I ricercatori hanno testato questo approccio su una difficile sfida di adattamento di curve. Hanno chiesto agli algoritmi di prevedere un modello d'onda altamente complesso e rapidamente oscillante, un compito che richiede di catturare migliaia di piccoli picchi e valli. L'unica informazione che gli algoritmi ricevevano era l'errore totale della loro intera previsione alla fine dell'esecuzione. I risultati sono stati sorprendenti. Il nuovo metodo LFB-ES è confluito sulla risposta corretta molto più velocemente dei metodi tradizionali e ha raggiunto un livello di precisione che gli altri non potevano raggiungere. Mentre i vecchi algoritmi producevano linee piatte e imprecise che perdevano i dettagli intricati dell'onda, il nuovo metodo riproduceva il pattern complesso con una precisione straordinaria, corrispondendo ai dati reali quasi perfettamente.

Una parte cruciala di questo successo è stata la scelta degli "interruttori" interni che il computer usa per elaborare le informazioni, noti come funzioni di attivazione. I ricercatori hanno scoperto che un tipo specifico di interruttore che si ripete in un ciclo, simile al modo in cui un'onda sinusoidale sale e scende, funzionava molto meglio degli interruttori standard usati nella maggior parte dell'IA moderna. Quando hanno sostituito gli interruttori standard con questo tipo di interruttore periodico e ripetitivo all'interno del loro nuovo framework di apprendimento, la capacità del sistema di esplorare e trovare la soluzione migliore è migliorata drasticamente. Tuttavia, hanno anche scoperto che questo vantaggio non era universale. Quando hanno applicato lo stesso metodo a un altro tipo di problema che coinvolgeva scelte discrete, come giocare a un videogioco in cui l'agente deve scegliere tra muoversi a sinistra o a destra, il nuovo metodo non ha mostrato la stessa superiorità schiacciante. È andato leggermente meglio dei vecchi metodi casuali, ma non ha dominato come ha fatto nel compito di adattamento di curve continue.

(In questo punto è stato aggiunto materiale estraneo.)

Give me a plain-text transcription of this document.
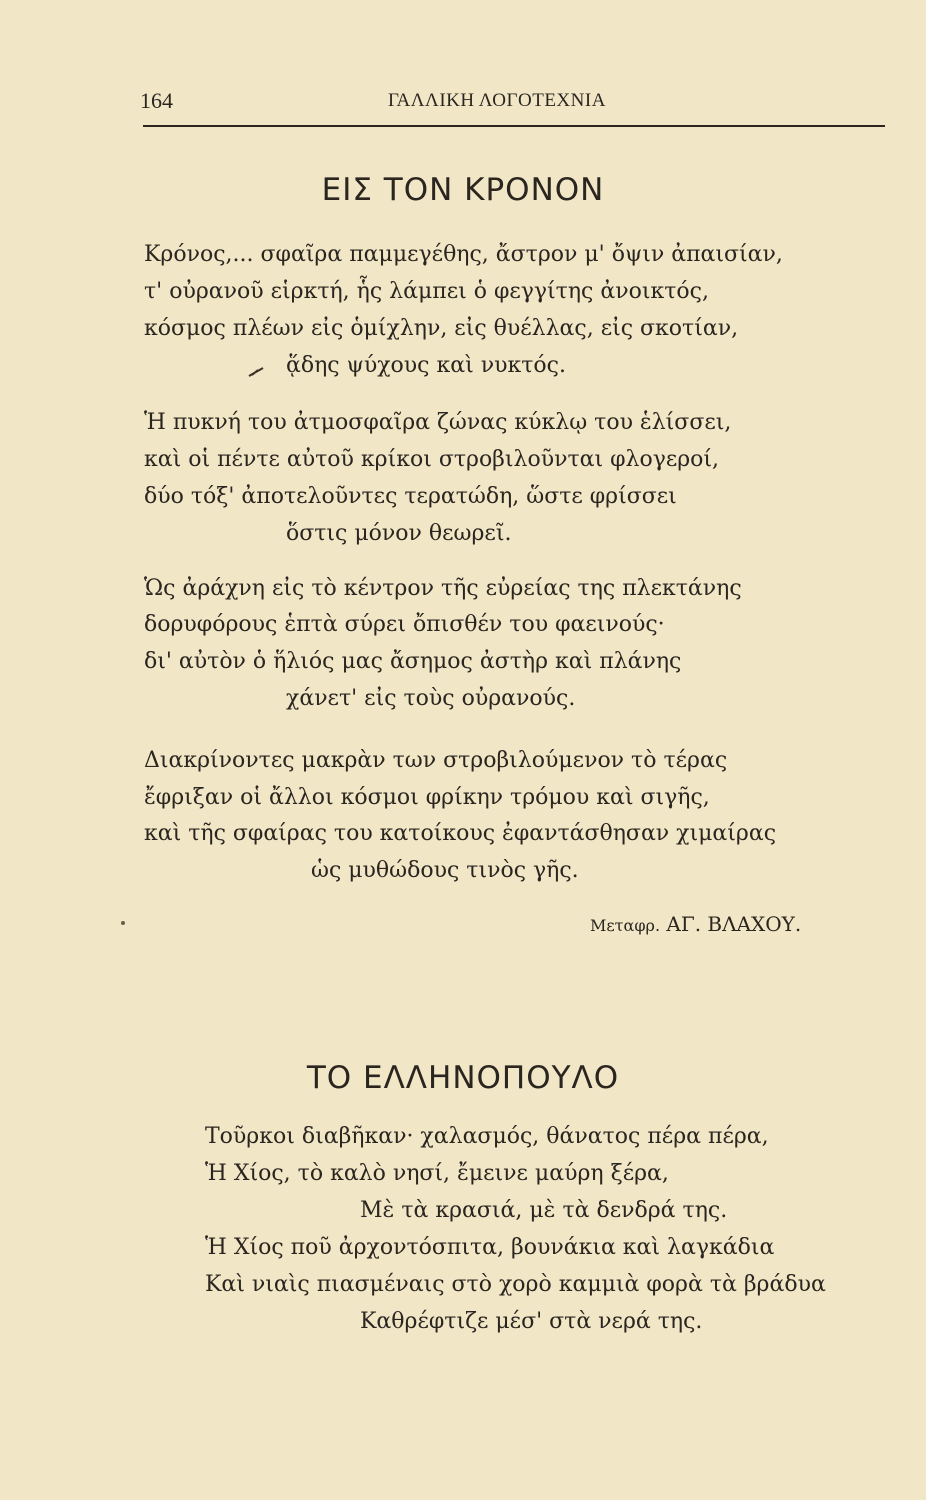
164	ΓΑΛΛΙΚΗ ΛΟΓΟΤΕΧΝΙΑ
ΕΙΣ ΤΟΝ ΚΡΟΝΟΝ
Κρόνος,... σφαῖρα παμμεγέθης, ἄστρον μ' ὄψιν ἀπαισίαν,
τ' οὐρανοῦ εἱρκτή, ἧς λάμπει ὁ φεγγίτης ἀνοικτός,
κόσμος πλέων εἰς ὁμίχλην, εἰς θυέλλας, εἰς σκοτίαν,
ᾅδης ψύχους καὶ νυκτός.
Ἡ πυκνή του ἀτμοσφαῖρα ζώνας κύκλῳ του ἑλίσσει,
καὶ οἱ πέντε αὐτοῦ κρίκοι στροβιλοῦνται φλογεροί,
δύο τόξ' ἀποτελοῦντες τερατώδη, ὥστε φρίσσει
ὅστις μόνον θεωρεῖ.
Ὡς ἀράχνη εἰς τὸ κέντρον τῆς εὐρείας της πλεκτάνης
δορυφόρους ἑπτὰ σύρει ὄπισθέν του φαεινούς·
δι' αὐτὸν ὁ ἥλιός μας ἄσημος ἀστὴρ καὶ πλάνης
χάνετ' εἰς τοὺς οὐρανούς.
Διακρίνοντες μακρὰν των στροβιλούμενον τὸ τέρας
ἔφριξαν οἱ ἄλλοι κόσμοι φρίκην τρόμου καὶ σιγῆς,
καὶ τῆς σφαίρας του κατοίκους ἐφαντάσθησαν χιμαίρας
ὡς μυθώδους τινὸς γῆς.
Μεταφρ. ΑΓ. ΒΛΑΧΟΥ.
ΤΟ ΕΛΛΗΝΟΠΟΥΛΟ
Τοῦρκοι διαβῆκαν· χαλασμός, θάνατος πέρα πέρα,
Ἡ Χίος, τὸ καλὸ νησί, ἔμεινε μαύρη ξέρα,
Μὲ τὰ κρασιά, μὲ τὰ δενδρά της.
Ἡ Χίος ποῦ ἀρχοντόσπιτα, βουνάκια καὶ λαγκάδια
Καὶ νιαὶς πιασμέναις στὸ χορὸ καμμιὰ φορὰ τὰ βράδυα
Καθρέφτιζε μέσ' στὰ νερά της.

Lo studio ha anche esaminato il costo di questo nuovo approccio. Poiché il metodo richiede che gli agenti studenti imparino dall'insegnante attraverso una serie di calcoli, richiede più tempo per l'esecuzione rispetto ai metodi casuali più semplici. Tuttavia, i ricercatori hanno dimostrato che questo tempo extra è gestibile e scala ragionevolmente bene anche all'aumentare del numero di impostazioni da regolare. Al contrario, uno dei vecchi metodi più complessi è diventato impossibile da eseguire su problemi di grandi dimensioni perché esauriva la memoria del computer. La nuova strategia offre una via di mezzo: è più impegnativa dal punto di vista computazionale rispetto alla ricerca casuale più semplice, ma è molto più efficiente e capace delle alternative pesanti e voraci di memoria, rendendola uno strumento pratico per risolvere problemi ad alta dimensionalità dove è disponibile solo un punteggio finale.

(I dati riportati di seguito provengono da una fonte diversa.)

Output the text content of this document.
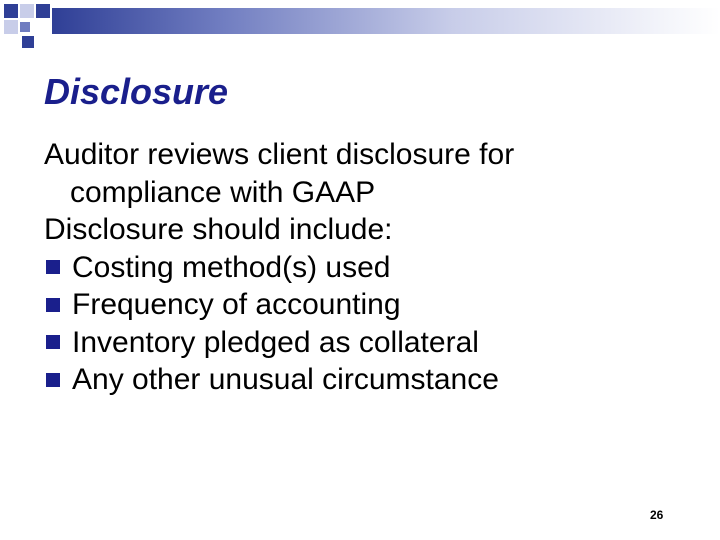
Disclosure
Auditor reviews client disclosure for
compliance with GAAP
Disclosure should include:
Costing method(s) used
Frequency of accounting
Inventory pledged as collateral
Any other unusual circumstance
26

In definitiva, questo lavoro dimostra che anche in un ambiente completamente chiuso in cui non viene fornita alcuna guida intermedia, una popolazione di agenti può imparare a migliorare rapidamente se è consentito loro di imparare dai propri migliori esecutori. Combinando questa dinamica di apprendimento sociale con gli strumenti matematici giusti, i ricercatori hanno creato un sistema che naviga nella nebbia dell'ottimizzazione black-box con molta più chiarezza e velocità rispetto al passato. Sebbene il metodo non sia una soluzione magica per ogni tipo di problema, fornisce un potente nuovo strumento per ingegneri e scienziati che devono calibrare sistemi complessi senza conoscere le regole interne del gioco.